ECLI:NL:RBAMS:2022:1729

Rechtbank Amsterdam

Datum uitspraak
29 maart 2022
Publicatiedatum
1 april 2022
Zaaknummer
13/751022-22
Instantie
Rechtbank Amsterdam
Type
Uitspraak
Rechtsgebied
Strafrecht; Internationaal strafrecht
Procedures
  • Op tegenspraak
Vindplaatsen
  • Rechtspraak.nl
AI samenvatting door LexboostAutomatisch gegenereerd

Weigering van overlevering op basis van gelijkstelling met een Nederlander in het kader van een Europees aanhoudingsbevel

In deze zaak heeft de Rechtbank Amsterdam op 29 maart 2022 uitspraak gedaan in het kader van een vordering ex artikel 23 Overleveringswet (OLW), ingediend door de officier van justitie. De vordering betreft de behandeling van een Europees aanhoudingsbevel (EAB) dat op 17 december 2019 door het Circuit Court in Katowice, Polen, is uitgevaardigd. De opgeëiste persoon, geboren in Polen in 1979, is thans gedetineerd en verzoekt om gelijkstelling met een Nederlander, zodat de overlevering kan worden geweigerd en de tenuitvoerlegging van de vrijheidsstraf in Nederland kan plaatsvinden.

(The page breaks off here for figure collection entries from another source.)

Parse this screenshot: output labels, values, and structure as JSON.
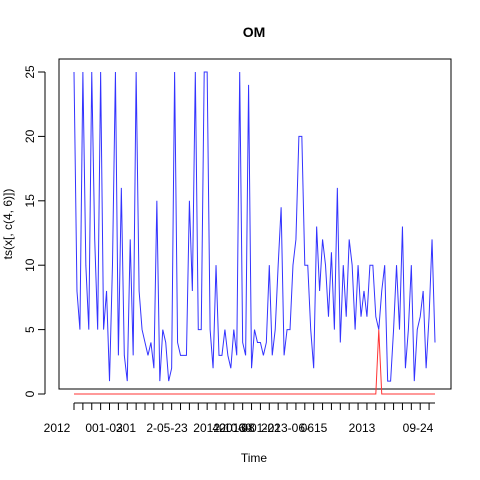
{
  "chart_data": {
    "type": "line",
    "title": "OM",
    "xlabel": "Time",
    "ylabel": "ts(x[, c(4, 6)])",
    "ylim": [
      0,
      25
    ],
    "yticks": [
      0,
      5,
      10,
      15,
      20,
      25
    ],
    "xticks": [
      "2012-01-03",
      "2012-05-23",
      "2012-10-08",
      "2013-01-22",
      "2013-06-15",
      "2013-09-24"
    ],
    "x_tick_labels": [
      "2012",
      "001-03",
      "201",
      "2-05-23",
      "40",
      "2012-10-08",
      "60",
      "2013-01-22",
      "2013-06-",
      "0615",
      "2013",
      "09-24"
    ],
    "colors": {
      "series_blue": "#3333ff",
      "series_red": "#ff3333"
    },
    "series": [
      {
        "values": [
          25,
          8,
          5,
          25,
          10,
          5,
          25,
          12,
          5,
          25,
          5,
          8,
          1,
          10,
          25,
          3,
          16,
          3,
          1,
          12,
          3,
          25,
          8,
          5,
          4,
          3,
          4,
          2,
          15,
          1,
          5,
          4,
          1,
          2,
          25,
          4,
          3,
          3,
          3,
          15,
          8,
          25,
          5,
          5,
          25,
          25,
          5,
          2,
          10,
          3,
          3,
          5,
          3,
          2,
          5,
          3,
          25,
          4,
          3,
          24,
          2,
          5,
          4,
          4,
          3,
          4,
          10,
          3,
          5,
          10,
          14.5,
          3,
          5,
          5,
          10,
          12,
          20,
          20,
          10,
          10,
          5,
          2,
          13,
          8,
          12,
          10,
          6,
          11,
          5,
          16,
          4,
          10,
          6,
          12,
          10,
          5,
          10,
          6,
          8,
          6,
          10,
          10,
          6,
          5,
          8,
          10,
          1,
          1,
          5,
          10,
          5,
          13,
          2,
          5,
          10,
          1,
          5,
          6,
          8,
          2,
          6,
          12,
          4
        ]
      },
      {
        "values": [
          0,
          0,
          0,
          0,
          0,
          0,
          0,
          0,
          0,
          0,
          0,
          0,
          0,
          0,
          0,
          0,
          0,
          0,
          0,
          0,
          0,
          0,
          0,
          0,
          0,
          0,
          0,
          0,
          0,
          0,
          0,
          0,
          0,
          0,
          0,
          0,
          0,
          0,
          0,
          0,
          0,
          0,
          0,
          0,
          0,
          0,
          0,
          0,
          0,
          0,
          0,
          0,
          0,
          0,
          0,
          0,
          0,
          0,
          0,
          0,
          0,
          0,
          0,
          0,
          0,
          0,
          0,
          0,
          0,
          0,
          0,
          0,
          0,
          0,
          0,
          0,
          0,
          0,
          0,
          0,
          0,
          0,
          0,
          0,
          0,
          0,
          0,
          0,
          0,
          0,
          0,
          0,
          0,
          0,
          0,
          0,
          0,
          0,
          0,
          0,
          0,
          0,
          0,
          5,
          0,
          0,
          0,
          0,
          0,
          0,
          0,
          0,
          0,
          0,
          0,
          0,
          0,
          0,
          0,
          0,
          0,
          0,
          0
        ]
      }
    ]
  }
}
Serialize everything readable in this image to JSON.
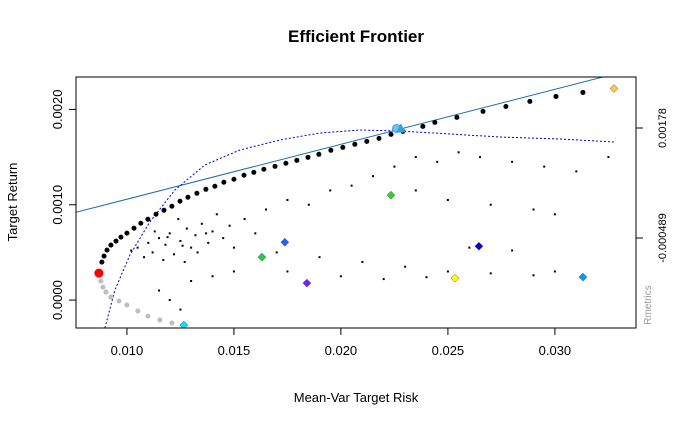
{
  "chart_data": {
    "type": "scatter",
    "title": "Efficient Frontier",
    "xlabel": "Mean-Var Target Risk",
    "ylabel": "Target Return",
    "side_label": "Rmetrics",
    "grid": false,
    "xlim": [
      0.00762,
      0.03379
    ],
    "ylim": [
      -0.000293,
      0.00234
    ],
    "y2lim": [
      -0.002345,
      0.002832
    ],
    "xticks": [
      {
        "value": 0.01,
        "label": "0.010"
      },
      {
        "value": 0.015,
        "label": "0.015"
      },
      {
        "value": 0.02,
        "label": "0.020"
      },
      {
        "value": 0.025,
        "label": "0.025"
      },
      {
        "value": 0.03,
        "label": "0.030"
      }
    ],
    "yticks": [
      {
        "value": 0,
        "label": "0.0000"
      },
      {
        "value": 0.001,
        "label": "0.0010"
      },
      {
        "value": 0.002,
        "label": "0.0020"
      }
    ],
    "y2ticks": [
      0.00178,
      -0.000489
    ],
    "series": [
      {
        "marker": "dot",
        "color": "#000000",
        "x": [
          0.0105,
          0.011,
          0.0112,
          0.0115,
          0.0118,
          0.012,
          0.0122,
          0.0125,
          0.0128,
          0.013,
          0.0132,
          0.0135,
          0.0138,
          0.014,
          0.0108,
          0.0113,
          0.0117,
          0.0124,
          0.0127,
          0.0133,
          0.0142,
          0.0145,
          0.0148,
          0.015,
          0.0155,
          0.016,
          0.0102,
          0.0119,
          0.0126,
          0.0137,
          0.0165,
          0.0175,
          0.0185,
          0.0195,
          0.0205,
          0.0215,
          0.0225,
          0.0235,
          0.0245,
          0.0255,
          0.0265,
          0.028,
          0.0295,
          0.031,
          0.0325,
          0.0235,
          0.025,
          0.027,
          0.029,
          0.03,
          0.017,
          0.019,
          0.021,
          0.023,
          0.025,
          0.027,
          0.029,
          0.0175,
          0.02,
          0.022,
          0.024,
          0.026,
          0.028,
          0.03,
          0.0115,
          0.012,
          0.0125,
          0.013,
          0.014,
          0.015
        ],
        "y": [
          0.00055,
          0.0006,
          0.0005,
          0.00065,
          0.00058,
          0.0007,
          0.00048,
          0.00062,
          0.00075,
          0.00055,
          0.00068,
          0.0008,
          0.0006,
          0.00072,
          0.00045,
          0.00072,
          0.00042,
          0.00085,
          0.0004,
          0.0005,
          0.0009,
          0.00065,
          0.00078,
          0.00055,
          0.00085,
          0.0007,
          0.00052,
          0.00066,
          0.00057,
          0.0007,
          0.00095,
          0.00105,
          0.001,
          0.00115,
          0.0012,
          0.0013,
          0.0014,
          0.0015,
          0.00145,
          0.00155,
          0.0015,
          0.00145,
          0.0014,
          0.00135,
          0.0015,
          0.00115,
          0.00105,
          0.001,
          0.00095,
          0.0009,
          0.0005,
          0.00045,
          0.0004,
          0.00035,
          0.0003,
          0.00028,
          0.00026,
          0.0003,
          0.00025,
          0.00022,
          0.00024,
          0.00055,
          0.00052,
          0.0003,
          0.0001,
          0,
          -0.0001,
          0.0002,
          0.00025,
          0.0003
        ]
      },
      {
        "marker": "line",
        "color": "#1f6fa8",
        "x": [
          0.00762,
          0.03224
        ],
        "y": [
          0.000921,
          0.00234
        ]
      },
      {
        "marker": "dotted-line",
        "color": "#0000cc",
        "axis": "y2",
        "x": [
          0.00897,
          0.00944,
          0.01014,
          0.01107,
          0.01224,
          0.01364,
          0.01528,
          0.01715,
          0.01902,
          0.02089,
          0.02276,
          0.02509,
          0.02743,
          0.03023,
          0.0328
        ],
        "y": [
          -0.002345,
          -0.001562,
          -0.00084,
          -0.000159,
          0.000501,
          0.001017,
          0.001326,
          0.001532,
          0.001677,
          0.001739,
          0.001718,
          0.001656,
          0.001594,
          0.001553,
          0.001491
        ]
      },
      {
        "marker": "circle",
        "color": "#bdbdbd",
        "x": [
          0.00878,
          0.00888,
          0.00902,
          0.00925,
          0.00963,
          0.01,
          0.01051,
          0.01098,
          0.01154,
          0.0121
        ],
        "y": [
          0.000199,
          0.000136,
          8.4e-05,
          3.1e-05,
          -1e-05,
          -5.2e-05,
          -0.000115,
          -0.000168,
          -0.000209,
          -0.000241
        ]
      },
      {
        "marker": "circle",
        "color": "#000000",
        "x": [
          0.00883,
          0.00893,
          0.00907,
          0.00925,
          0.00949,
          0.00972,
          0.01,
          0.01033,
          0.01065,
          0.01098,
          0.01136,
          0.01173,
          0.0121,
          0.01248,
          0.01285,
          0.01327,
          0.01369,
          0.01411,
          0.01453,
          0.015,
          0.01547,
          0.01593,
          0.0164,
          0.01692,
          0.01743,
          0.01794,
          0.01846,
          0.01897,
          0.01953,
          0.02009,
          0.02065,
          0.02121,
          0.02178,
          0.02234,
          0.0229,
          0.02383,
          0.02439,
          0.02542,
          0.02664,
          0.02771,
          0.02883,
          0.03005,
          0.03131
        ],
        "y": [
          0.000398,
          0.000461,
          0.000524,
          0.000576,
          0.000618,
          0.00066,
          0.000702,
          0.000754,
          0.000806,
          0.000848,
          0.0009,
          0.000942,
          0.000984,
          0.001037,
          0.001079,
          0.00112,
          0.001162,
          0.001194,
          0.001236,
          0.001267,
          0.001309,
          0.00134,
          0.001372,
          0.001403,
          0.001435,
          0.001466,
          0.001497,
          0.001529,
          0.001571,
          0.001602,
          0.001634,
          0.001665,
          0.001696,
          0.001738,
          0.00177,
          0.001822,
          0.001864,
          0.001916,
          0.001979,
          0.002031,
          0.002084,
          0.002136,
          0.002178
        ]
      },
      {
        "marker": "big-circle",
        "color": "#ff0000",
        "x": [
          0.00869
        ],
        "y": [
          0.000283
        ]
      },
      {
        "marker": "ring",
        "color": "#6ec6f0",
        "x": [
          0.0226
        ],
        "y": [
          0.0018
        ]
      },
      {
        "marker": "triangle",
        "color": "#3aa0d8",
        "x": [
          0.0228
        ],
        "y": [
          0.0018
        ]
      },
      {
        "marker": "diamond",
        "colors": [
          "#00e5ff",
          "#22cc44",
          "#1a66ff",
          "#7a1aff",
          "#33cc33",
          "#0000cc",
          "#ffff00",
          "#0099ff",
          "#ffcc44"
        ],
        "x": [
          0.01266,
          0.01631,
          0.01738,
          0.01841,
          0.02234,
          0.02645,
          0.02533,
          0.03131,
          0.03276
        ],
        "y": [
          -0.000262,
          0.00045,
          0.000607,
          0.000178,
          0.0011,
          0.000565,
          0.00023,
          0.000241,
          0.00222
        ]
      }
    ]
  }
}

Tijdens de zittingen op 22 februari en 15 maart 2022 is de identiteit van de opgeëiste persoon vastgesteld en zijn de feiten van de zaak besproken. De rechtbank heeft vastgesteld dat de opgeëiste persoon in de afgelopen vijf jaar in Nederland heeft verbleven, ondanks het ontbreken van een inschrijving in de Basisregistratie Personen. De rechtbank heeft de overgelegde inkomensgegevens als voldoende beschouwd om aan te tonen dat de opgeëiste persoon daadwerkelijk in Nederland heeft gewoond en gewerkt.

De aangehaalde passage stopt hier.